さて、改めてこの石匙、みなさんは何に使った道具だと思いますか?結論から言いますと、実はよく分かっていません。一昔前は、つまみの部分に柄を装着したり、紐を結び付けたりして用いた可能性が指摘され、動物解体・処理具、骨角器製作・木器製作用工具、土堀具などに用いられたのではないか、と考えられたこともあります。その一方で、石匙の表面についた細かい傷(使用痕といいます)の分析からは、石匙に特有の、あるいは特定の使いみちを示すような明確な痕跡は見つからない、という指摘もされています。つまり、特にこれといって決まった用途があった訳ではなく、臨機応変に必要に応じて諸事に用いられたのではないか、という意見です。

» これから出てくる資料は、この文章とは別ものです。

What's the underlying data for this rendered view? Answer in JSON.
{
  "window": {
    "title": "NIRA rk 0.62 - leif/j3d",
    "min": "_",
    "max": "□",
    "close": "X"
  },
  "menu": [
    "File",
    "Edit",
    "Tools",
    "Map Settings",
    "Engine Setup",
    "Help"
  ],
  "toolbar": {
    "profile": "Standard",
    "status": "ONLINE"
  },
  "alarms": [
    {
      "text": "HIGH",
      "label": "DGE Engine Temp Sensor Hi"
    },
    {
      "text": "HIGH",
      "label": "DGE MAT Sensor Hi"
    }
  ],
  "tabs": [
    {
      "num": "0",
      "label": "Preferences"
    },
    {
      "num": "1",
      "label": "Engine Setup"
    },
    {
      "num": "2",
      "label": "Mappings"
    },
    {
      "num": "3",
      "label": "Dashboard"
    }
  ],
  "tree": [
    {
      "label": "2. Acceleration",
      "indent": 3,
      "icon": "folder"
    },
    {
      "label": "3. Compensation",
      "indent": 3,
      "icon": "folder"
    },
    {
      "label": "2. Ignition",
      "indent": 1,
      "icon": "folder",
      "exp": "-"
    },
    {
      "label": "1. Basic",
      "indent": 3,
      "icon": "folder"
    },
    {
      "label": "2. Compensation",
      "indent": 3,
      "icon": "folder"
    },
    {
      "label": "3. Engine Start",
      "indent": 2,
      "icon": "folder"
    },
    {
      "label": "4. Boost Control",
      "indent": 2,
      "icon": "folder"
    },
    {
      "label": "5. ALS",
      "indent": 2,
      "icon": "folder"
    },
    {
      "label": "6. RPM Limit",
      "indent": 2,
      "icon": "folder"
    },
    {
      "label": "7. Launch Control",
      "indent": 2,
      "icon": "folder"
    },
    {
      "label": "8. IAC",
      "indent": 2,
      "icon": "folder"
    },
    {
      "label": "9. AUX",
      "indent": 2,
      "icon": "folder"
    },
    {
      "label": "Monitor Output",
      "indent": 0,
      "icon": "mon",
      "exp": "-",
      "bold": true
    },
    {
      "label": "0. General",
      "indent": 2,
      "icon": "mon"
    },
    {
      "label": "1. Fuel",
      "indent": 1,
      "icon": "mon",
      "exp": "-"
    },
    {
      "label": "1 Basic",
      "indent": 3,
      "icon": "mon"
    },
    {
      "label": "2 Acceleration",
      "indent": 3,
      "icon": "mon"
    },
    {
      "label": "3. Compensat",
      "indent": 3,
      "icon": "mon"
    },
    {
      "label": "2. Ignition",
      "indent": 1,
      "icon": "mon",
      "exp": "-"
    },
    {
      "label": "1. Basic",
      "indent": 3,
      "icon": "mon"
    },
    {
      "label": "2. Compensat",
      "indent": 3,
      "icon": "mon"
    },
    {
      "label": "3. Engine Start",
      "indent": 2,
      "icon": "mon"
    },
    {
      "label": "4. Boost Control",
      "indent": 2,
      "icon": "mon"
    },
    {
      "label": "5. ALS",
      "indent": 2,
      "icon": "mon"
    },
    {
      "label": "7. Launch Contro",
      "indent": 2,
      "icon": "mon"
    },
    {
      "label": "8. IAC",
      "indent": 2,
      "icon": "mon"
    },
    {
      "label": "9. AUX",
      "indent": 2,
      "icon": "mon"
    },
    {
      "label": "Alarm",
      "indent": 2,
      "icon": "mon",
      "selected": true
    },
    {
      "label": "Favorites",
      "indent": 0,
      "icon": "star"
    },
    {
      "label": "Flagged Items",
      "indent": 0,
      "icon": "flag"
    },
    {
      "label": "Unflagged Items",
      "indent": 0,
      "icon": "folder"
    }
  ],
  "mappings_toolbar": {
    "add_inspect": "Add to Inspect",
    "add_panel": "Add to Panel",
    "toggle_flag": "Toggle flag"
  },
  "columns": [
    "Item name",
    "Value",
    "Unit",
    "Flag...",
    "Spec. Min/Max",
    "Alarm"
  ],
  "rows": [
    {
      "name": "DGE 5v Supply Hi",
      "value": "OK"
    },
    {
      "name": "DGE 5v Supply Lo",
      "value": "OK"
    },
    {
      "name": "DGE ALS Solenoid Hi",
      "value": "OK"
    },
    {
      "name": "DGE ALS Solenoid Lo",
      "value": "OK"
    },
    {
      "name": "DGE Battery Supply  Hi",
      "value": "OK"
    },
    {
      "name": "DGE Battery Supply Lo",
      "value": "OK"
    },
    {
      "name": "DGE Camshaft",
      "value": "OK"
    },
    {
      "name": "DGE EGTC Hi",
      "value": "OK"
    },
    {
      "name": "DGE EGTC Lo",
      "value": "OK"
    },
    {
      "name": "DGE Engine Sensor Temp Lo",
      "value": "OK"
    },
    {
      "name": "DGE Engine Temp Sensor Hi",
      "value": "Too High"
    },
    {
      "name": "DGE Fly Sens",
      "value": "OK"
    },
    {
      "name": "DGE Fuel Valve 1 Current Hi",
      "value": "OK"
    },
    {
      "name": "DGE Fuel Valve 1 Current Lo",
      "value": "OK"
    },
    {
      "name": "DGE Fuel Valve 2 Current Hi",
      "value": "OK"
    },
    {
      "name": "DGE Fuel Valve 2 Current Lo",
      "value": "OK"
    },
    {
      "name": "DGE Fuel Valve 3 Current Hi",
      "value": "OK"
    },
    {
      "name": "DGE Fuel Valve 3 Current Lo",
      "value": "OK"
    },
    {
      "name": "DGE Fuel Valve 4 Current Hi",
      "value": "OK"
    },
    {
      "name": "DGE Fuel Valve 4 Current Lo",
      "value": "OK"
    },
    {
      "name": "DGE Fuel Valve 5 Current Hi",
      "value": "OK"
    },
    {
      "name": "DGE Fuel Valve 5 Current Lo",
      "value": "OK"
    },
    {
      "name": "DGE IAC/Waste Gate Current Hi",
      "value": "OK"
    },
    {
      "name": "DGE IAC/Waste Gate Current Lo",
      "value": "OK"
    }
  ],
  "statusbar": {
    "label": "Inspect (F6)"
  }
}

私自身は、この石匙が、早期前半に出現、同後半には一定量存在していたことから、この特徴的な形~刃部とつまみ部を持つという形~そのものに、少なくとも早期後半の時点で既に何らかの意味があったのではないか、と思っています。色々な地域で概ね同じ時期に似たような形の道具が出現し、しかもそれが一定量存在するからには、そこには何か共通の背景があるのではないでしょうか?そしてその背景に基づいて、この石匙の特徴的な形を生み出す必要を生じさせた、何らかの要望・欲求があるのではないか?と思うのです。ちなみに、縄文時代の中でも特にこの頃にみられる変化で、私自身が気になっているものとしては、
・「貝塚」が形成され始めること。
・「漆」製品が見つかるようになること。
などが挙げられます。もちろんもっと他にもこの頃に変化することはあるのかも知れません。これらの変化と、石匙の出現(発明?)とは、何か関係があるのでしょうか?一見する限りでは、あまり関係の無いことのようにも思われますが、果たして皆さんは、どうお考えになりますか?